Stylistically, it is characterized by its innovative syntax and the frequent paratactic use of multiple subjects, objects, and verbs in a single sentence without conjunctions or punctuation to separate them. Structurally, it consists of nine books that, because of the immense time span, often do not share common characters or settings; the third-person narrative voice, which has been likened to that of an anonymous chronicler, does not pass judgment on the events or provide commentary that would help tie events together.

==Critical reception==
The novel was regarded as a difficult work upon its release, and its experimental stylistic, structural, and thematic idiosyncrasies have often provoked emotional judgments from critics, ranging from fascination to repulsion. Among others, Günter Grass has praised the novel's continued relevance and insight.

Despite the early fascination with the novel, after the Second World War it fell into neglect as critical attention to Döblin was directed primarily towards his next novel, Berlin Alexanderplatz (1929), and a new edition of Berge Meere und Giganten was not published until 1977. The last few decades have however seen a resurgence of critical interest in the novel.

==Genesis and publication==
Döblin wrote the novel between fall 1921 and summer 1923. According to the author, the novel set out to explore the question: "What will become of the human being if he keeps living like he lives now?" Döblin would later write that the original inspiration for the novel was the sight of pebbles rolling in the surf on the Baltic Sea coast during a family vacation in the summer of 1921; this epiphanic vision provoked a sudden and uncharacteristic interest in nature for Döblin, who began taking extensive notes in various Berlin museums and libraries on natural history and science, geology, geography, climatology, ethnography, and other fields. If he had originally conceived of the novel as a "hymn to the city" and to technology, as he got into the project it increasingly became an encomium to nature. In early 1922 he closed his medical practice for a month to further his research for the novel. The section on Iceland and Greenland, which occurs towards the end of the published novel, was one of the first sections Döblin envisioned and drafted, and an advance publication of this section appeared in the Vossische Zeitung on New Year's Day 1922 with the title Die Enteisung Grönlands im Jahre 2500. Das Zauberschiff (The Melting of Greenland's Ice in the Year 2500: The Magical Ship). In May 1922 Döblin rented a villa in Zehlendorf to complete the draft of the novel, a setting explicitly referenced in the novel's unusual "Dedication". The exertions of drafting the novel provoked a sort of nervous breakdown: as he would later write, "the fantasy was too wild and my brain would not release me." In a 2011 biography, Wilfried Schoeller has suggested that there was an additional reason for Döblin's breakdown—namely, that the temporary move to Zehlendorf was also his unsuccessful attempt to leave his wife in favor of his lover Charlotte Niclas. According to Schoeller, this personal dimension left its mark on the novel, especially on the novel's dedication.

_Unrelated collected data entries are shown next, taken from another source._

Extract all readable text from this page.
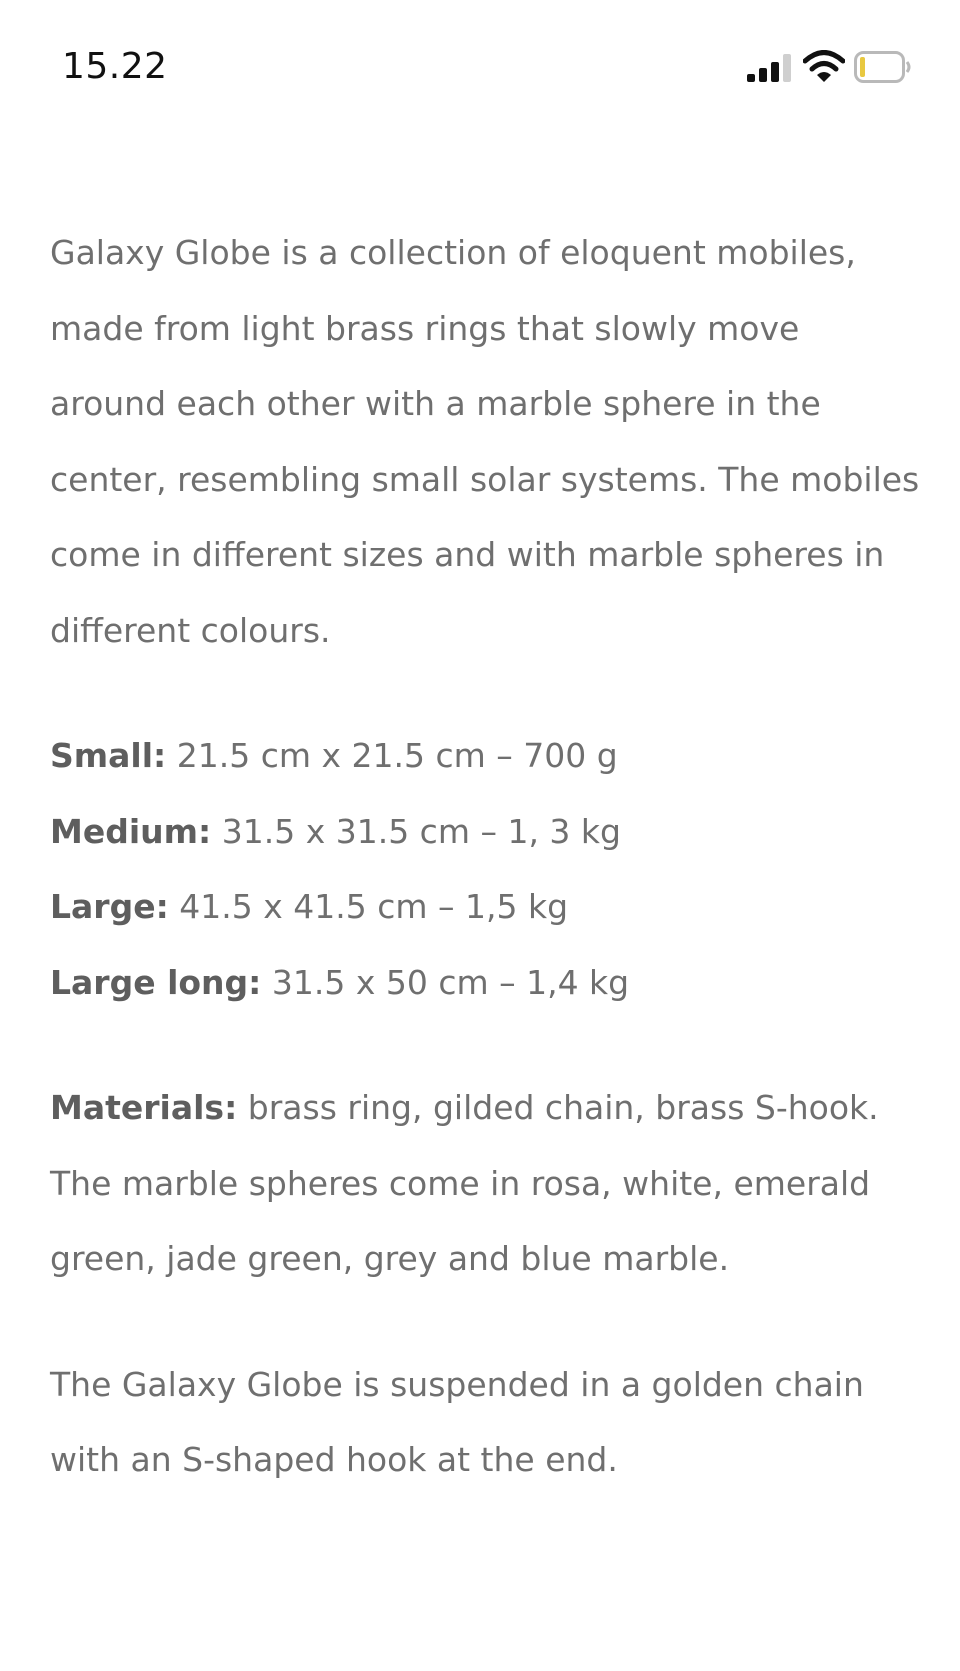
15.22

Galaxy Globe is a collection of eloquent mobiles, made from light brass rings that slowly move around each other with a marble sphere in the center, resembling small solar systems. The mobiles come in different sizes and with marble spheres in different colours.

Small: 21.5 cm x 21.5 cm – 700 g

Medium: 31.5 x 31.5 cm – 1, 3 kg

Large: 41.5 x 41.5 cm – 1,5 kg

Large long: 31.5 x 50 cm – 1,4 kg

Materials: brass ring, gilded chain, brass S-hook. The marble spheres come in rosa, white, emerald green, jade green, grey and blue marble.

The Galaxy Globe is suspended in a golden chain with an S-shaped hook at the end.
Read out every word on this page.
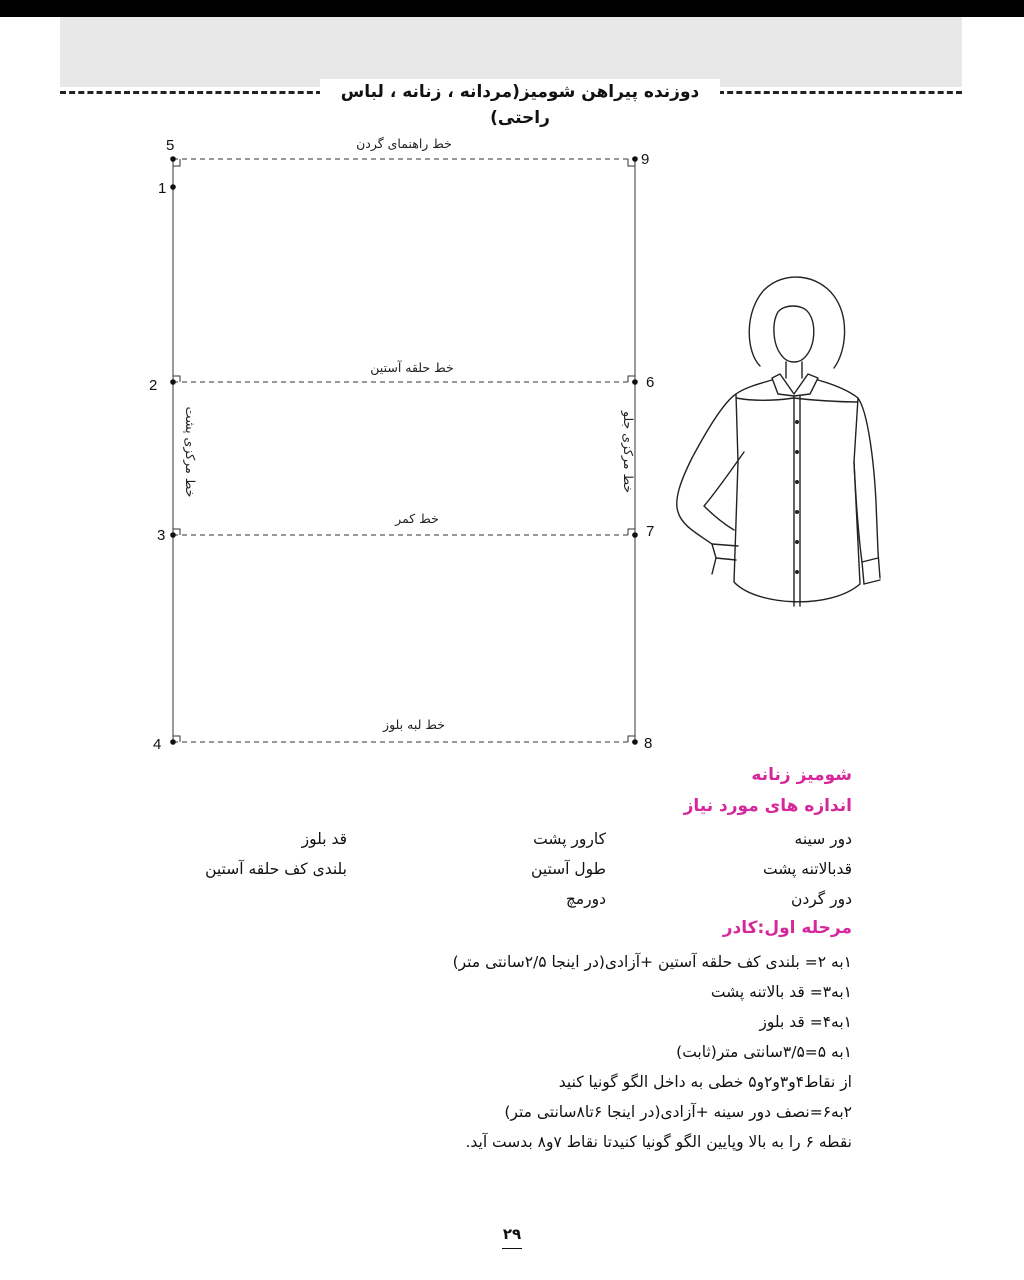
دوزنده پیراهن شومیز(مردانه ، زنانه ، لباس راحتی)
5
1
2
3
4
9
6
7
8
خط راهنمای گردن
خط حلقه آستین
خط کمر
خط لبه بلوز
خط مرکزی پشت	خط مرکزی جلو
شومیز زنانه
اندازه های مورد نیاز
دور سینه
قدبالاتنه پشت
دور گردن
کارور پشت
طول آستین
دورمچ
قد بلوز
بلندی کف حلقه آستین
مرحله اول:کادر
۱به ۲= بلندی کف حلقه آستین +آزادی(در اینجا ۲/۵سانتی متر)
۱به۳= قد بالاتنه پشت
۱به۴= قد بلوز
۱به ۵=۳/۵سانتی متر(ثابت)
از نقاط۴و۳و۲و۵ خطی به داخل الگو گونیا کنید
۲به۶=نصف دور سینه +آزادی(در اینجا ۶تا۸سانتی متر)
نقطه ۶ را به بالا وپایین الگو گونیا کنیدتا نقاط ۷و۸ بدست آید.
۲۹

Berge Meere und Giganten was published in 1924 by the Fischer Verlag. In 1931 Döblin began working on a radically simplified and shortened version, in order to make the difficult work more accessible to a wider audience; the new version was published by the Fischer Verlag in May 1932 under the title Giganten (Giants). 2006 saw the release of a new critical edition of Berge Meere und Giganten by the Deutscher Taschenbuch Verlag (Munich), edited by Gabriele Sander. The original manuscript and Döblin's extensive notes for the novel are preserved in the German literary archive in Marbach am Neckar. On June 15, 2021, Galileo Publishing released the first English translation of the novel, by Chris Godwin, under the title Mountains Oceans Giants: An Epic of the 27th Century.